It should be noted, however, that the concentration of active substances included in the freshly prepared extracts may be different than in the solidified culture medium, which is the result of the influence of the temperature of the medium on the water extract of mint. However, the practical aspect of the effectiveness of mint water extracts, where the effect of elevated temperature on the extracts is included in the technological process of their acquisition and application, the obtained results provide an initial idea of the expected effects of these extracts both in the conditions of the nutrient test and in the tests on wood.

Table 1 and Table 2 present the results of the evaluation of the effect of mint water extracts on the growth of T. viride and Ch. globosum. The strongest growth-inhibiting properties were obtained for the extract of M. piperita ‘Almira’ (No. 6) to a lesser extent, but also the growth inhibition of the test fungi was clearly caused by water extracts of M. spicata ‘Morocco’ (No. 3), M. spicata ‘Crispa’ (No. 5), and M. suaveolens ‘Variegata’ (No. 8). The growth inhibitory effect of Ch. globosum was clearly larger than T. viride. In addition, due to the rapid growth of T. viride mycelia on the agar medium, the assessment of the growth rate was completed on the fourth, and in some cases, even on the second day of cultivation. The strongest growth-inhibiting properties were observed for the highest concentrations of extracts. On the medium with the highest concentration of M. × piperita ‘Almira’ (No. 6), the growth of the tested fungi was completely inhibited (Figure 3 and Figure 4). A strong change in the color of the medium around the colonies of the fungus Ch. globosum growing on media containing the greatest amount of mint extract was also observed (Figure 3), which may be related to the activation of some physiological processes [50]. Lower concentrations of extracts in microbiological media also markedly inhibited the growth of the fungi. There were no statistically significant differences in the degree of inhibition of the development of the studied fungi on media with different concentrations of extracts of M. × piperita ‘Swiss’ (No. 1), M. rotundifolia (No. 4), and M. × piperita ‘Granada’ (No. 7), and in the case of the fungi Ch. globosum, also different concentrations of infusions from M. × piperita ‘Multimentha’ (No. 2).

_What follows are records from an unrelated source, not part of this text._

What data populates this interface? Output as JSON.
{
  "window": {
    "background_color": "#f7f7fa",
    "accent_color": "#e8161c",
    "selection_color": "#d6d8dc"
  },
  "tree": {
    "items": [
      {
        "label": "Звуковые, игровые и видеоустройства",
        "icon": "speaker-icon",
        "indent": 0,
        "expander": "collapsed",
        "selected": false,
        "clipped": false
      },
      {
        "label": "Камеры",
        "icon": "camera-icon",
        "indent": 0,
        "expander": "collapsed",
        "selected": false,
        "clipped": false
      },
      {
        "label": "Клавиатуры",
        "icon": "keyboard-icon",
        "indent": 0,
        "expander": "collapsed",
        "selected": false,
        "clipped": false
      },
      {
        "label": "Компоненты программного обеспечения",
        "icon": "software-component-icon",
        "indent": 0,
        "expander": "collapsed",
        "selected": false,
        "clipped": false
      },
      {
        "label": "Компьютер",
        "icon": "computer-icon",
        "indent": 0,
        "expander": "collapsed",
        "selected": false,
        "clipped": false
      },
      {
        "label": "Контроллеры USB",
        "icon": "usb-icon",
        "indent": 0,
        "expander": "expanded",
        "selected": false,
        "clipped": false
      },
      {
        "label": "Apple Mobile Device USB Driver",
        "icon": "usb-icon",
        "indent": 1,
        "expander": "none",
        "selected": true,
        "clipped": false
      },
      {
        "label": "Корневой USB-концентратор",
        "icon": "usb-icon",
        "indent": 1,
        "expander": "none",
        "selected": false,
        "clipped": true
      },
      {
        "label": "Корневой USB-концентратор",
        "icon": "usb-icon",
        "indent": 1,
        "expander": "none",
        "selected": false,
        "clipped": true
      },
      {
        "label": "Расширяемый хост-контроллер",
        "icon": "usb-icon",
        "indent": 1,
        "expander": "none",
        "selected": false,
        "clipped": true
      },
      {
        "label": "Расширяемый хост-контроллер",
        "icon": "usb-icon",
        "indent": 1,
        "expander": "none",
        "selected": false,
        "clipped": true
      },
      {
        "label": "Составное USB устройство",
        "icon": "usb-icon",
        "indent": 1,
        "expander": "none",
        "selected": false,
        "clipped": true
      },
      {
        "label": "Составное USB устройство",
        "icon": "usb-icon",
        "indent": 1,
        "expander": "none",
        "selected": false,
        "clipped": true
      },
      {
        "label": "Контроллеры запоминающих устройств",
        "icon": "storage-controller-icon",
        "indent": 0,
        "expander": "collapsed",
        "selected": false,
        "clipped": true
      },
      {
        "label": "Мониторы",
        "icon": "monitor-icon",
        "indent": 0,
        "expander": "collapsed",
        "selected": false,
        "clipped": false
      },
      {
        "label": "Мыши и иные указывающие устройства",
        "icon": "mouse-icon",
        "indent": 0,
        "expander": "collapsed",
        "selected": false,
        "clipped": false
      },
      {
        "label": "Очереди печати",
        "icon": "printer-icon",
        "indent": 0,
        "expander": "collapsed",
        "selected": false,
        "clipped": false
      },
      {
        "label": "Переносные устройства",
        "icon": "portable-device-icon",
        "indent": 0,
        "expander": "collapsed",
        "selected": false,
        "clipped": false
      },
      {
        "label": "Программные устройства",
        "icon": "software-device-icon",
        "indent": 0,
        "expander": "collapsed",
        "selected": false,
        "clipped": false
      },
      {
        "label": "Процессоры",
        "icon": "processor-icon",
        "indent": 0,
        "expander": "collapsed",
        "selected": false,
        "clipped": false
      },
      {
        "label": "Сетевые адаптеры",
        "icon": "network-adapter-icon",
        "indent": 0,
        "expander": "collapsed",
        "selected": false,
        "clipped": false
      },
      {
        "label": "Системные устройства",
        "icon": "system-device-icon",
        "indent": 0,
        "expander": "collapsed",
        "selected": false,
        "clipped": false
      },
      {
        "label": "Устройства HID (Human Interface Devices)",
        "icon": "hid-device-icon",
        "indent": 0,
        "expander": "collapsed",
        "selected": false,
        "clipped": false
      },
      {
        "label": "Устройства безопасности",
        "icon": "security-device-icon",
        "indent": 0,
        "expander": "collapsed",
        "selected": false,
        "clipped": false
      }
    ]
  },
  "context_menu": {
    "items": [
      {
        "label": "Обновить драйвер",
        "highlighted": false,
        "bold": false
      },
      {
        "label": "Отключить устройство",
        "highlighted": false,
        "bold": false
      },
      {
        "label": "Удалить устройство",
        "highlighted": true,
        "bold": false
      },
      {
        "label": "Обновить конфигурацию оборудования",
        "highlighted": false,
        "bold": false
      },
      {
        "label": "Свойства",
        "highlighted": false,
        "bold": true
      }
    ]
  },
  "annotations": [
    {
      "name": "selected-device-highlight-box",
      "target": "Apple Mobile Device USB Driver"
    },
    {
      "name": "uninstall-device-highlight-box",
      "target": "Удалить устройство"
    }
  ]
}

The fungicidal effectiveness of the used mint extracts in practical use as a liquid impregnating wood surfaces has not been confirmed. In the final phase of the study, the same degree of covering of the surface of the control wood samples and the test fungi saturated with the test infusions was observed.

In the case of samples saturated with diluted mint extracts, only some differences in the growth of fungi in the initial phase of the experiment were observed compared to the growth of fungi in the control samples. In most cases, the presence of diluted mint extracts in the treated wood stimulated the development of fungi on the wood.

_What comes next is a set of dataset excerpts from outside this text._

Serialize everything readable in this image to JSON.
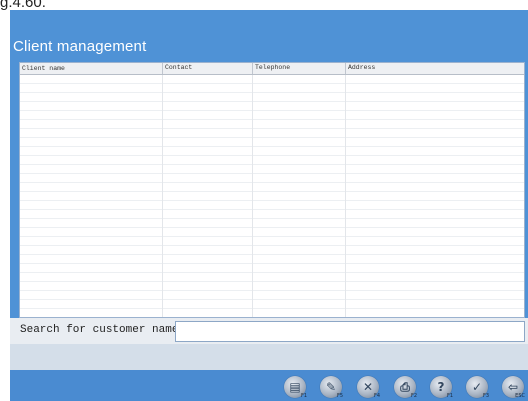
{
  "caption": "g.4.60.",
  "window": {
    "title": "Client management"
  },
  "table": {
    "columns": [
      "Client name",
      "Contact",
      "Telephone",
      "Address"
    ],
    "rows": []
  },
  "search": {
    "label": "Search for customer name",
    "value": ""
  },
  "toolbar": {
    "buttons": [
      {
        "icon": "new-record-icon",
        "glyph": "▤",
        "key": "F1"
      },
      {
        "icon": "edit-icon",
        "glyph": "✎",
        "key": "F5"
      },
      {
        "icon": "delete-icon",
        "glyph": "✕",
        "key": "F4"
      },
      {
        "icon": "print-icon",
        "glyph": "⎙",
        "key": "F2"
      },
      {
        "icon": "help-icon",
        "glyph": "?",
        "key": "F1"
      },
      {
        "icon": "confirm-icon",
        "glyph": "✓",
        "key": "F3"
      },
      {
        "icon": "exit-icon",
        "glyph": "⇦",
        "key": "ESC"
      }
    ]
  }
}
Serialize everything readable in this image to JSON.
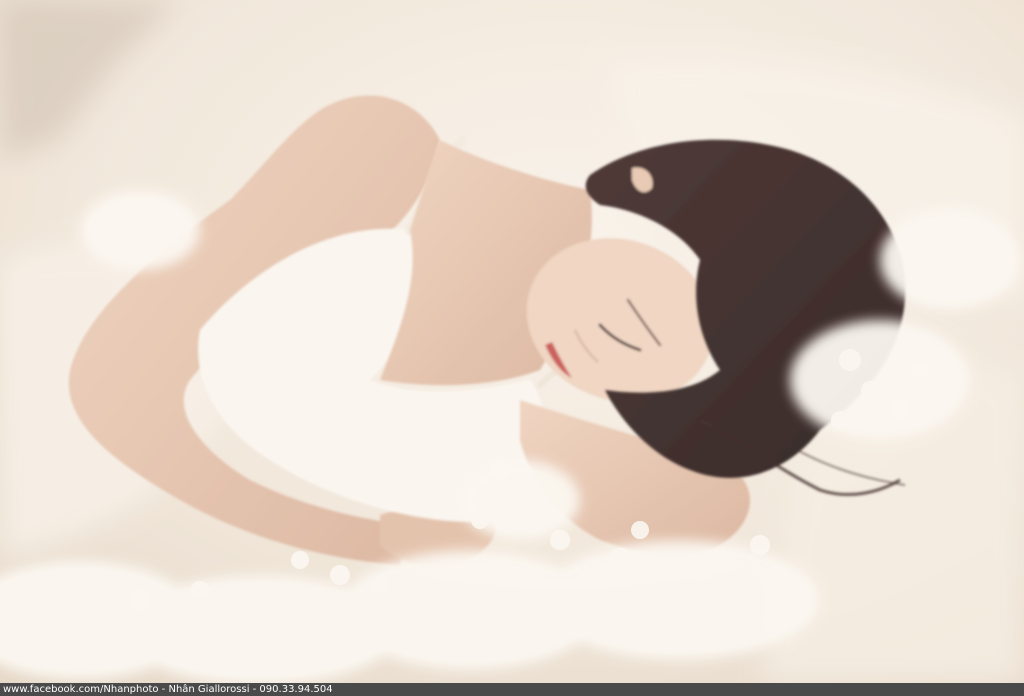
{
  "photo": {
    "subject": "woman-sleeping-on-white-tulle",
    "palette": {
      "background": "#f3ebe0",
      "fabric": "#f7f1e8",
      "skin": "#e9c9b3",
      "skin_shadow": "#c99e86",
      "hair": "#2a1a1a",
      "lips": "#c7504f",
      "flowers": "#fbf8f3"
    }
  },
  "watermark": {
    "text": "www.facebook.com/Nhanphoto - Nhân Giallorossi - 090.33.94.504",
    "bar_color": "#4a4a4a",
    "text_color": "#ffffff"
  }
}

In the case of the wood samples, the surface of which was saturated with extracts of M. suaveolens ‘Variegata’, a lesser degree of surface fouling by the fungus Ch. globosum, in the first 5 days of the experiment in relation to fouling on a control wood were observed. In the case of wood impregnated with the M. spicata ‘Crispa’ extract, a stimulating effect of treatment was observed, the growth of Ch. globosum. In the case of research on the degree of fouling of T. viride on the wood samples, it should be concluded that the extracts used in the treated wood clearly stimulated the growth of the indicated species. In all of the research variants, the degree of the wood surface cover by T. viride was much stronger than in the control samples treated with water. The slight inhibition of fungal growth was observed in the first 6 days of cultivation on wood samples treated with the liquid with the lowest concentration of M. piperita ‘Almira’.

Figure 5, Figure 6, Figure 7 and Figure 8 show the results of the assessment of fungal development on wood samples containing various concentrations of mint extract. The surface of the wood samples, on which 400 g/m² of mint extract was applied, intensive fungal growth was observed already in the first days of the abducted research (Figure 5a,b). However, with higher concentrations of extracts, a clear slowdown in fungal growth was observed, especially in the first two days of cultivation. Therefore, it should be concluded that mint extracts, whose concentration in the wood was at least 600 g/m², have a fungistatic effect at the initial stage of fungal development. However, no fungicide effect was observed in any of the proposed variants of the experiment. At the highest retention of mint extract in wood, 1000 g/m² (Figure 8a,b), a marked slowdown in the growth of Ch. globosum was observed (Figure 8b). This effect was particularly evident on wood saturated with M. piperita ‘Almira’ mint extract (No. 6). It can therefore be concluded that the M. piperita ‘Almira’ extract had the greatest impact on the development of fungi on wood.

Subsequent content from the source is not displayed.